Three Questions about Risk and Worry

“Read the part again where Chicken Little lets his insurance lapse.”

Leave it to the madcap monks of 1662 to come up with this bit of wisdom:

“Fear of harm ought to be proportional not merely to the gravity of the harm, but also to the probability of the event.”*

In modern language this means if something is highly dangerous but unlikely, don’t worry. If something is highly likely but not dangerous, don’t worry. If something is highly dangerous and highly likely, worry!

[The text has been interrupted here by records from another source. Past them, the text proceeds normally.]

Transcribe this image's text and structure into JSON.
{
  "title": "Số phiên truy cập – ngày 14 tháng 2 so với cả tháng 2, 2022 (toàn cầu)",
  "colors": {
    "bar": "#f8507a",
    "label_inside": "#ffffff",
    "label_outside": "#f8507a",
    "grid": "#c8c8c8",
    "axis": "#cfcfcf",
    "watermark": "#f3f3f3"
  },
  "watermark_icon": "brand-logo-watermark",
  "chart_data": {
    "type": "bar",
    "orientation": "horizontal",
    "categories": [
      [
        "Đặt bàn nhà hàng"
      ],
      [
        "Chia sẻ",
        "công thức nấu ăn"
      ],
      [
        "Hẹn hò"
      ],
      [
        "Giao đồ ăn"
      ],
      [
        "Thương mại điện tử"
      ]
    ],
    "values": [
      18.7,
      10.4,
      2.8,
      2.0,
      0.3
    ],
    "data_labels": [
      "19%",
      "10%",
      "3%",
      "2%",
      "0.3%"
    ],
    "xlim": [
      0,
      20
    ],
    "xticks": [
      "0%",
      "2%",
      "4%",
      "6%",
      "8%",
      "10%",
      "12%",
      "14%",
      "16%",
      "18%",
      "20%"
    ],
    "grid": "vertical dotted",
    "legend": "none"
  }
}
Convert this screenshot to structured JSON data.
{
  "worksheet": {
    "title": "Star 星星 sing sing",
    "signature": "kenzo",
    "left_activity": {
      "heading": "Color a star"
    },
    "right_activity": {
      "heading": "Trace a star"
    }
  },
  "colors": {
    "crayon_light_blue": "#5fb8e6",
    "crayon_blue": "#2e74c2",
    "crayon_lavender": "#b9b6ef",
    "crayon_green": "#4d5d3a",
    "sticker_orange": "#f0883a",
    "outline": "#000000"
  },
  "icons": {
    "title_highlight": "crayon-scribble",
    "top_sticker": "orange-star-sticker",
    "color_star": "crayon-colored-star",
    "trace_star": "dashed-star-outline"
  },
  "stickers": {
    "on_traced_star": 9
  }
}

Here are my three questions.

1. What things are you worried about that are dangerous but unlikely? Meteor hitting Bellingham? Terrorist attack in Ferndale? Mt. Baker erupting and lava flowing down Meridian? These are unlikely, so relax.

2. What things are you worried about that are likely but not dangerous? Hat hair in public? A scary but harmless nightmare? Locking your keys in your car? These are no big deal, so relax.

3. Why worry about things that are highly dangerous and highly likely? Worrying won’t stop unpleasant things from happening. Instead of worrying, take precautions–buy auto, health, and home insurance, don’t eat so much bacon, floss, look both ways before you cross the street. And relax.

————–

*From the book LOGIC, 1662, published by the Port Royal Monastery, quoted in Against the Gods, Bernstein, p. 99.